Single by Starsailor

from the album All the Plans
- Released: 22 June 2009
- Recorded: 2008
- Genre: Alternative rock
- Length: 4:11
- Label: Virgin, EMI
- Songwriter(s): James Walsh, James Stelfox, Barry Westhead, Ben Byrne
- Producer(s): Steve Osborne

Starsailor singles chronology
| "Tell Me It's Not Over" (2009) | "All the Plans" (2009) |  |

Music video
- All The Plans on YouTube

= All the Plans (song) =

"All the Plans" is a song by the English alternative rock band, Starsailor. The song was officially announced as the second single of Starsailor's album of the same title on 16 April 2009 and was released on 22 June 2009. It was initially known as "All the plans we made".

== Production ==

NME wrote that Starsailor asked Ronnie Wood if he'd be up for playing some guitar on the record, and at the time he was busy promoting the film Shine A Light so there were a couple of months where he just wasn't available to do it."
However, Walsh got an early morning call confirming Wood could play on the tune.

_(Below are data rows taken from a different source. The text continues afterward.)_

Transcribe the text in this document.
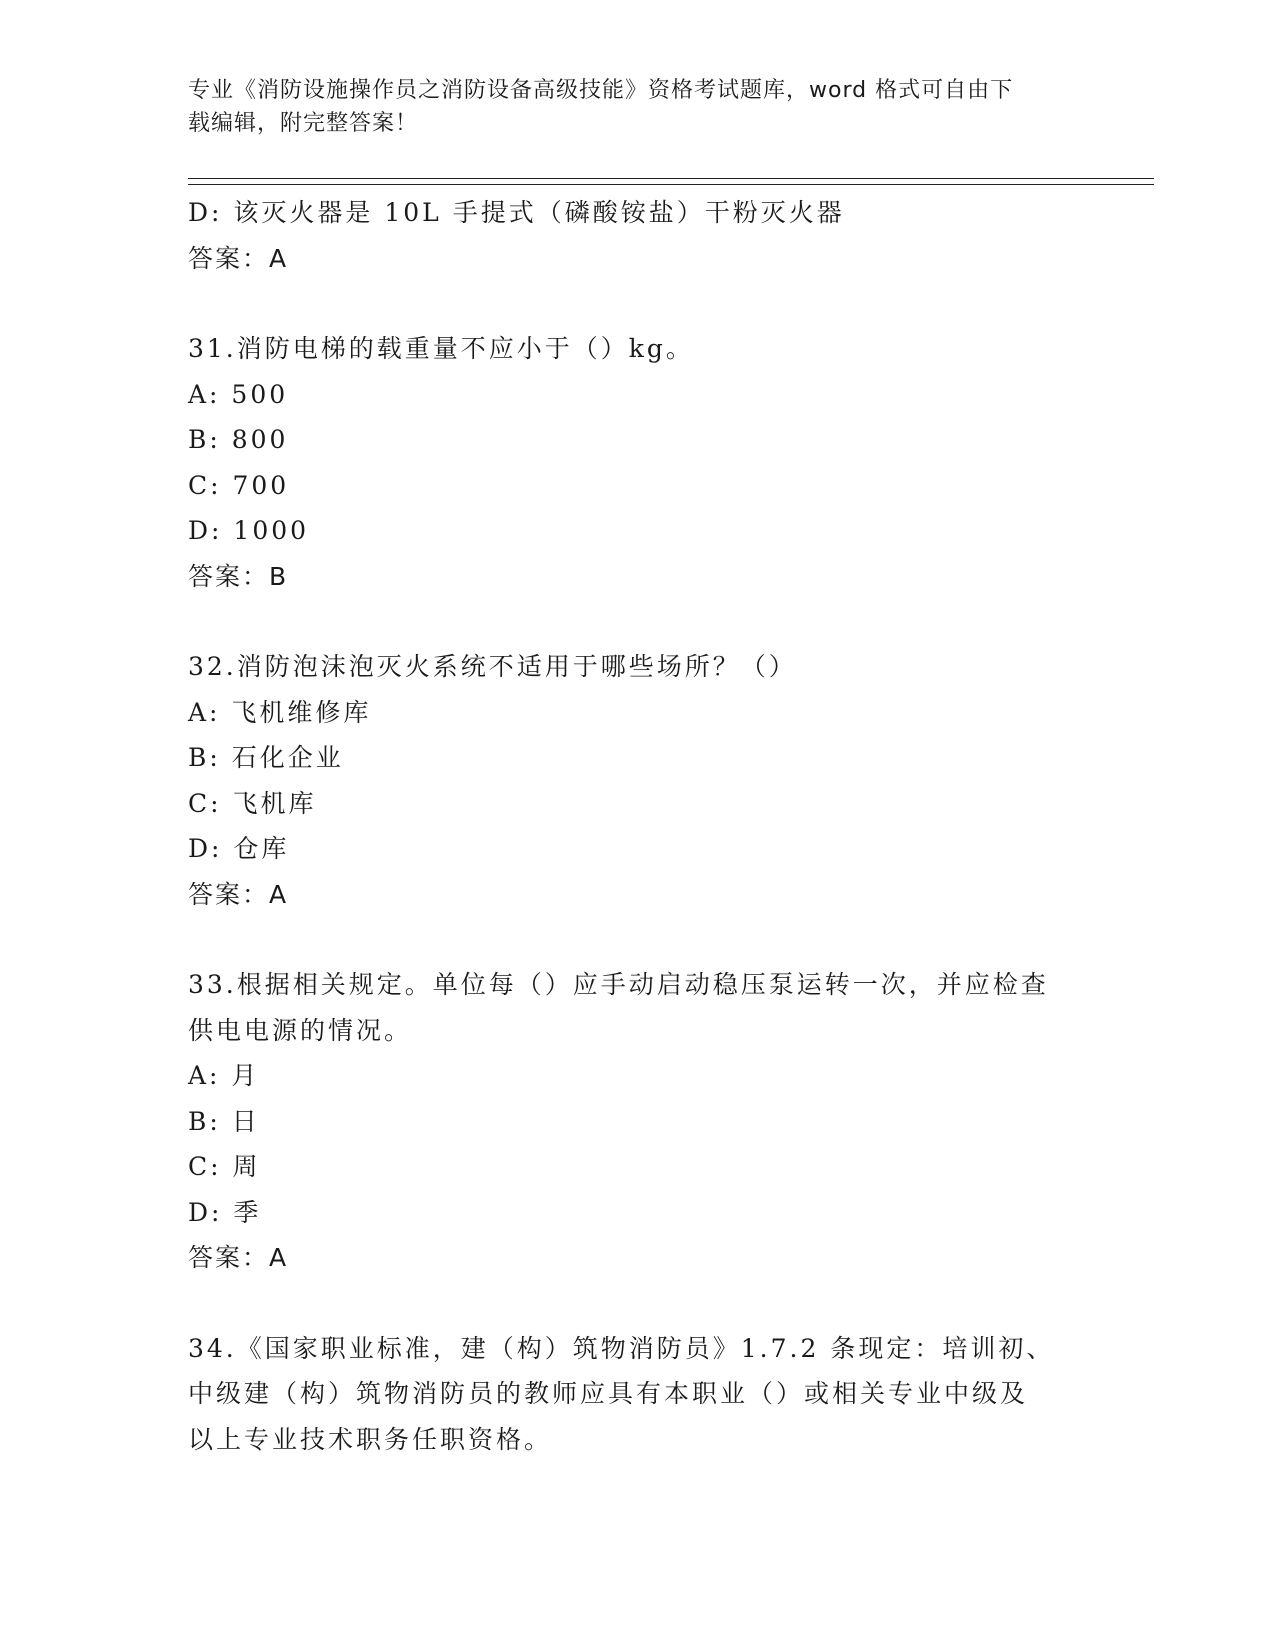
专业《消防设施操作员之消防设备高级技能》资格考试题库，word 格式可自由下
载编辑，附完整答案！
D: 该灭火器是 10L 手提式（磷酸铵盐）干粉灭火器
答案：A
31.消防电梯的载重量不应小于（）kg。
A: 500
B: 800
C: 700
D: 1000
答案：B
32.消防泡沫泡灭火系统不适用于哪些场所？（）
A: 飞机维修库
B: 石化企业
C: 飞机库
D: 仓库
答案：A
33.根据相关规定。单位每（）应手动启动稳压泵运转一次，并应检查
供电电源的情况。
A: 月
B: 日
C: 周
D: 季
答案：A
34.《国家职业标准，建（构）筑物消防员》1.7.2 条现定：培训初、
中级建（构）筑物消防员的教师应具有本职业（）或相关专业中级及
以上专业技术职务任职资格。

"Then I got a call about half-past-six one evening from his son Jesse saying, 'My dad really wants to do this now. Can you be at the studio [at] nine o'clock?' So from having sort of given up the ghost it all came together out of the blue. It was amazing; he stood there playing the guitar, saying the song reminded him of 'Maggie May' - quite high praise, indeed." James Walsh.

== Reception ==
The single gained media attention before the released of All the Plans due to the collaboration of Ronnie Wood in the recording of the song. The single has received positive reviews from the critics.

Dave Simpson from The Guardian said that: "writing about loves lost and lessons learned seems to have given singer/songwriter James Walsh real drive and focus, and Ronnie Wood guests to provide unlikely but perfectly suited Faces-style guitar.".
Ok! Magazine stated that All the Plans was their favourite track of the whole album and called it "a fine return" else mentioning that "Tell Me It’s Not Over, All The Plans and Listen Up are all among their best work.".

Alex Lai from Contactmusic.com gave a positive review of the single stating that: " 'All The Plans' is a surprisingly enjoyable indie anthem that will sweep up the festival crowds.".

On 8 June 2009 Altsounds.com gave All the Plans a good review mentioning "the soft-focus Hammond Organ, delicate percussion and sparse and over-driven guitars (courtesy of Rolling Stones legend Ronnie Wood no less)", else adding that the song "it's heady Americana vibe is infectious and front man James Walsh has a truly stellar set of pipes (not exactly up there with either of the Buckley's but impressive all the same)"

== Music video ==

Starsailor playing All The Plans.

According to Starsailor official Message Board, All The Plan's music video was filmed live on 15 October 2008 during one of the band's gigs in the Hard Rock Cafe in London.

The music video was uploaded to Starsailor's YouTube channel on 19 June 2009.
The music video for "All The Plans" shows a live performance of the song by the band accompanied by Pete Greenwood playing additional guitars on the song.